Animal Feed & Animal Nutrition News
Lift feed ban to lower food prices?

// 03 jun 2008

At an emergency meeting of the UN food summit today, Patrick Wall, chairman of the European Food Safety Authority, suggested that the EU lift the ban on feeding animal by products to livestock to help lower food prices.

Grain prices including rice and wheat have risen 83% in three years, causing riots in countries such as Haiti, Egypt, and Mexico. The ban began in 1996 after the BSE crisis in Britain which was linked to animal feed. Professor Wall said that it was now safe to lift the ban.

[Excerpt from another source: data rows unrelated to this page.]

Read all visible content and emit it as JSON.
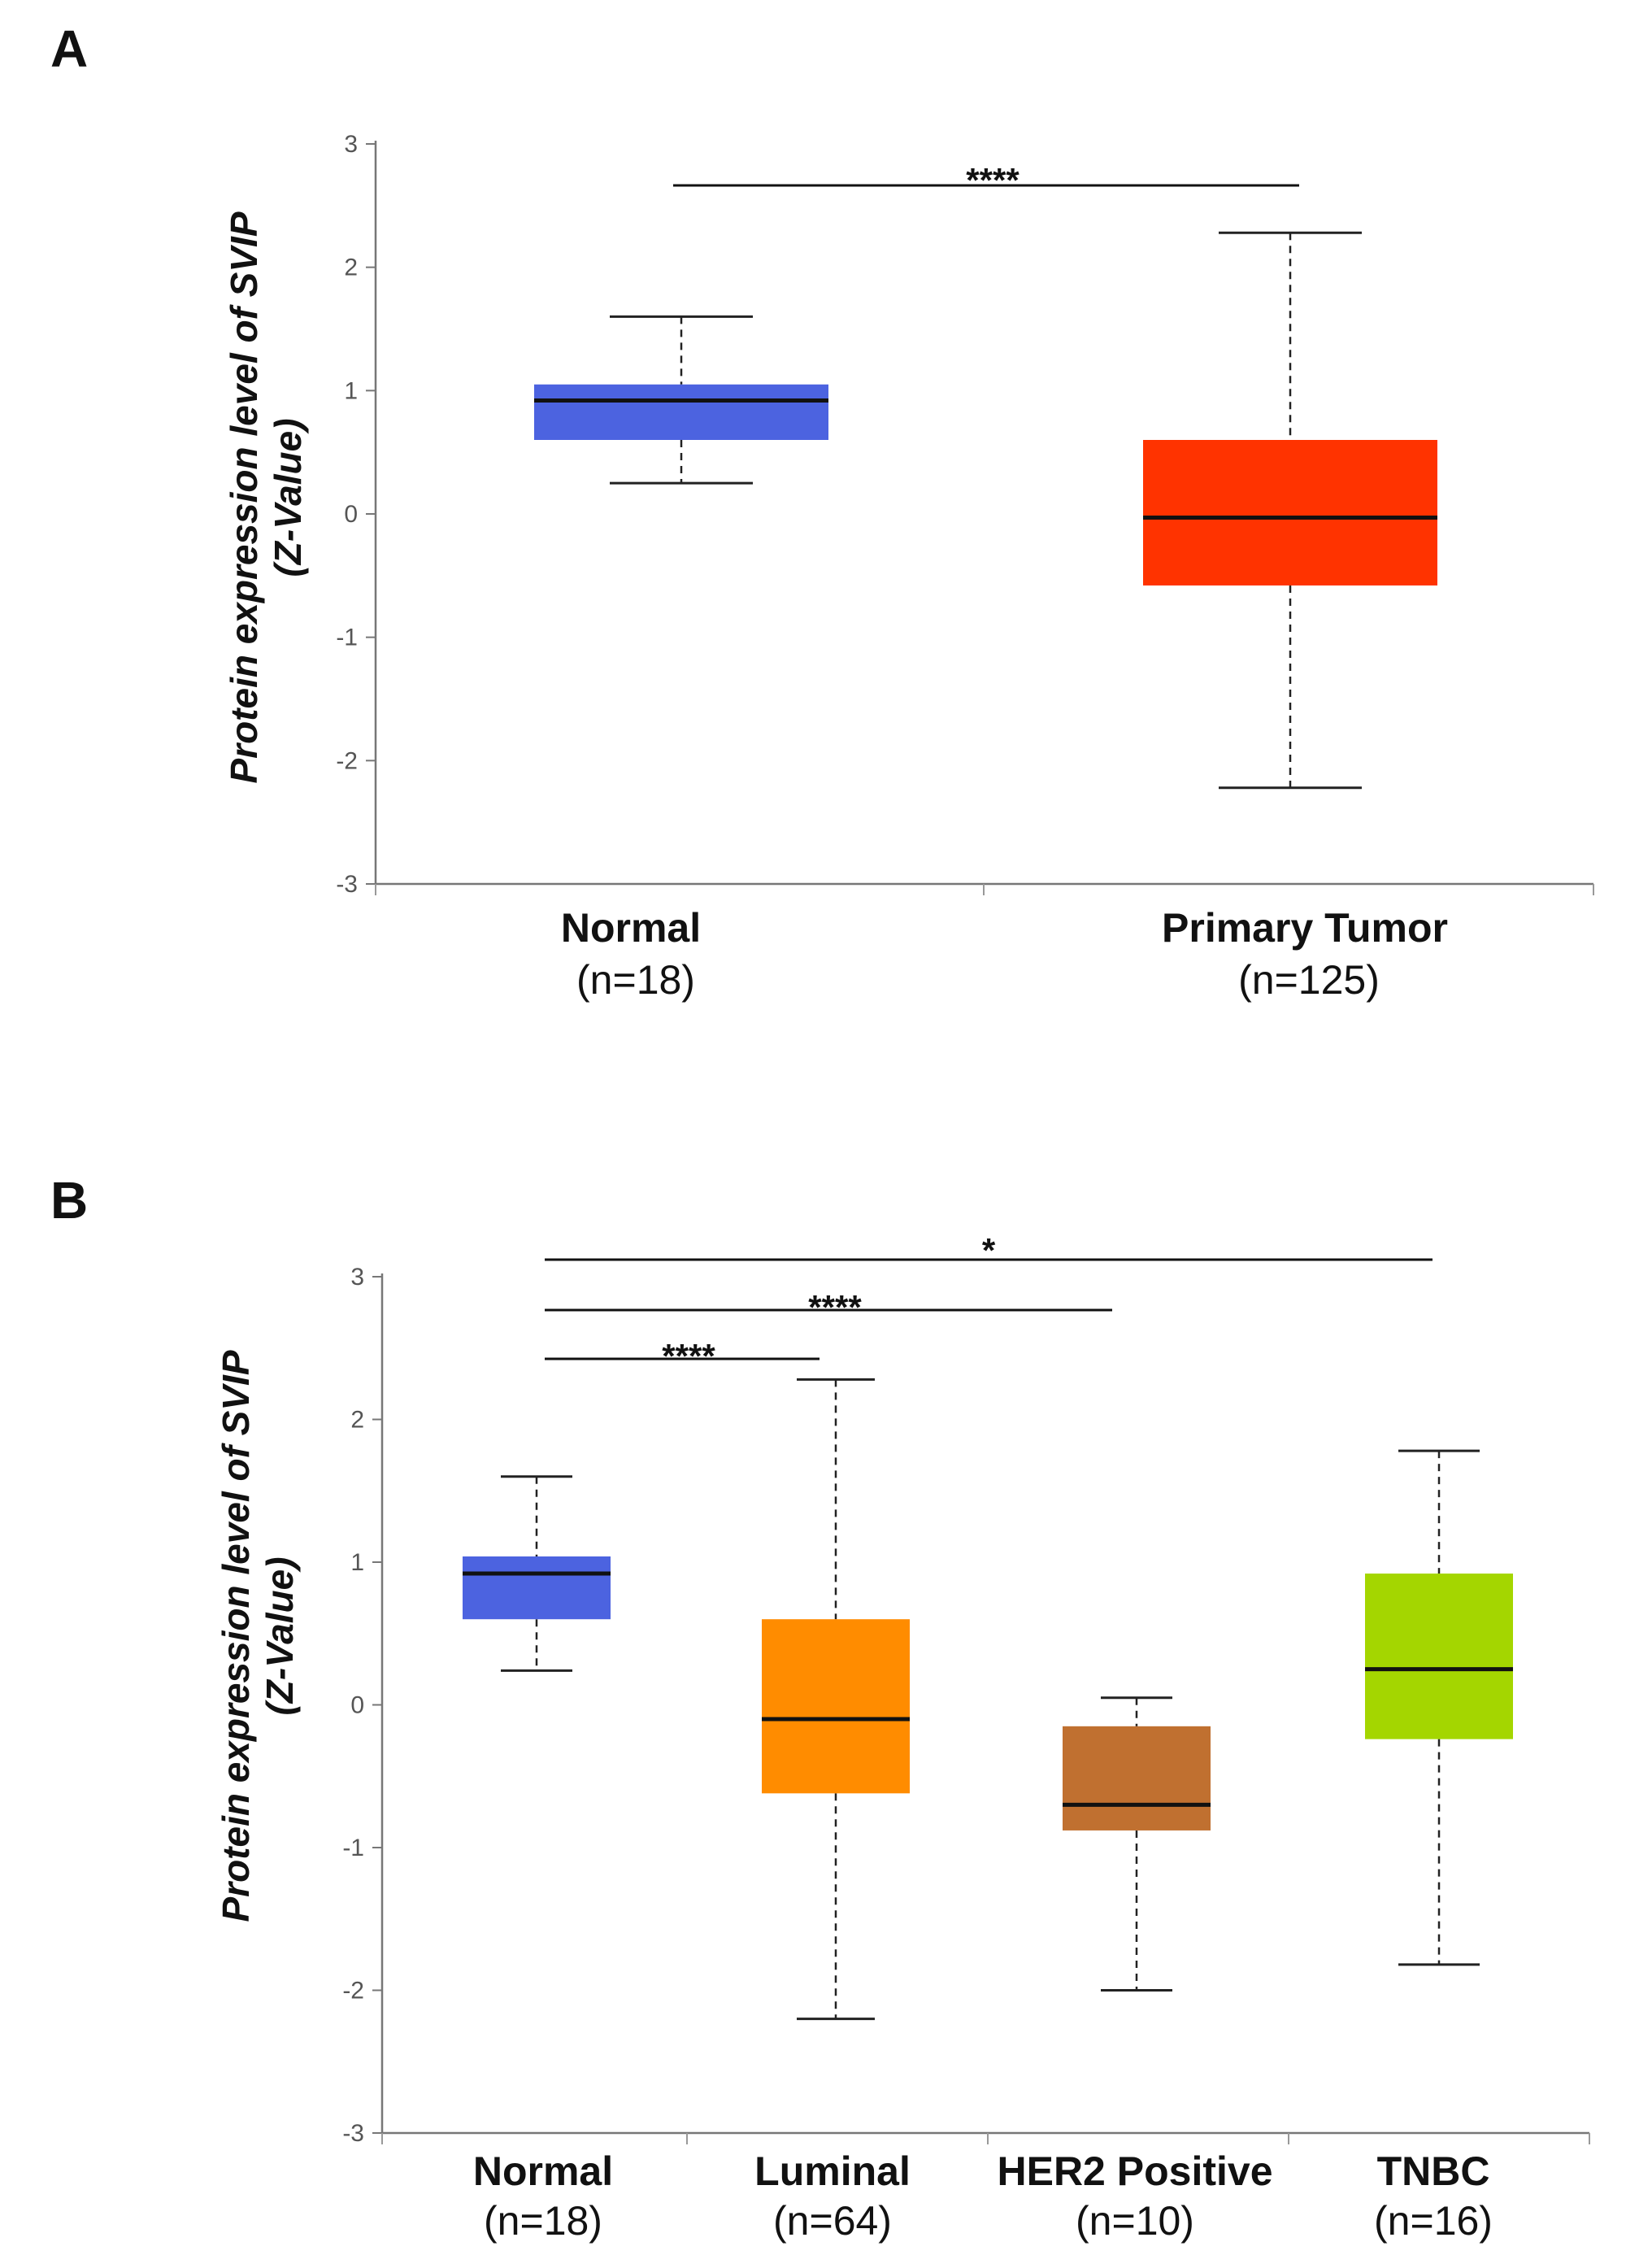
{
  "chart_data": [
    {
      "id": "A",
      "type": "box",
      "panel_label": "A",
      "ylabel_line1": "Protein expression level of SVIP",
      "ylabel_line2": "(Z-Value)",
      "ylim": [
        -3,
        3
      ],
      "yticks": [
        "3",
        "2",
        "1",
        "0",
        "-1",
        "-2",
        "-3"
      ],
      "ytick_values": [
        3,
        2,
        1,
        0,
        -1,
        -2,
        -3
      ],
      "groups": [
        {
          "name": "Normal",
          "n_label": "(n=18)",
          "color": "#4C63E0",
          "whisker_low": 0.25,
          "q1": 0.6,
          "median": 0.92,
          "q3": 1.05,
          "whisker_high": 1.6
        },
        {
          "name": "Primary Tumor",
          "n_label": "(n=125)",
          "color": "#FF3300",
          "whisker_low": -2.22,
          "q1": -0.58,
          "median": -0.03,
          "q3": 0.6,
          "whisker_high": 2.28
        }
      ],
      "significance": [
        {
          "from": 0,
          "to": 1,
          "label": "****"
        }
      ]
    },
    {
      "id": "B",
      "type": "box",
      "panel_label": "B",
      "ylabel_line1": "Protein expression level of SVIP",
      "ylabel_line2": "(Z-Value)",
      "ylim": [
        -3,
        3
      ],
      "yticks": [
        "3",
        "2",
        "1",
        "0",
        "-1",
        "-2",
        "-3"
      ],
      "ytick_values": [
        3,
        2,
        1,
        0,
        -1,
        -2,
        -3
      ],
      "groups": [
        {
          "name": "Normal",
          "n_label": "(n=18)",
          "color": "#4C63E0",
          "whisker_low": 0.24,
          "q1": 0.6,
          "median": 0.92,
          "q3": 1.04,
          "whisker_high": 1.6
        },
        {
          "name": "Luminal",
          "n_label": "(n=64)",
          "color": "#FF8C00",
          "whisker_low": -2.2,
          "q1": -0.62,
          "median": -0.1,
          "q3": 0.6,
          "whisker_high": 2.28
        },
        {
          "name": "HER2 Positive",
          "n_label": "(n=10)",
          "color": "#C07030",
          "whisker_low": -2.0,
          "q1": -0.88,
          "median": -0.7,
          "q3": -0.15,
          "whisker_high": 0.05
        },
        {
          "name": "TNBC",
          "n_label": "(n=16)",
          "color": "#A4D600",
          "whisker_low": -1.82,
          "q1": -0.24,
          "median": 0.25,
          "q3": 0.92,
          "whisker_high": 1.78
        }
      ],
      "significance": [
        {
          "from": 0,
          "to": 1,
          "label": "****"
        },
        {
          "from": 0,
          "to": 2,
          "label": "****"
        },
        {
          "from": 0,
          "to": 3,
          "label": "*"
        }
      ]
    }
  ]
}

Concern about consumer reaction
The European Commission is considering a plan to allow pigs to be fed poultry trimmings and chickens to be given pig meat to save farmers from buying expensive grain and have asked for Professor Wall’s advice. "Soya meal and other grain prices are going through the roof. Is it morally and ethically correct to be destroying this food when people are starving? No one I know is worried about the science. There is only concern about consumer reaction". he said. 

Awaiting formal advice
A spokesman for Defra said that it was awaiting formal advice from the European Food Standards Agency. "We would only support the proposal if we were satisfied that there was no risk to human health and that appropriate and effective testing had taken place to control the use of such proteins in pig and poultry feed," it said.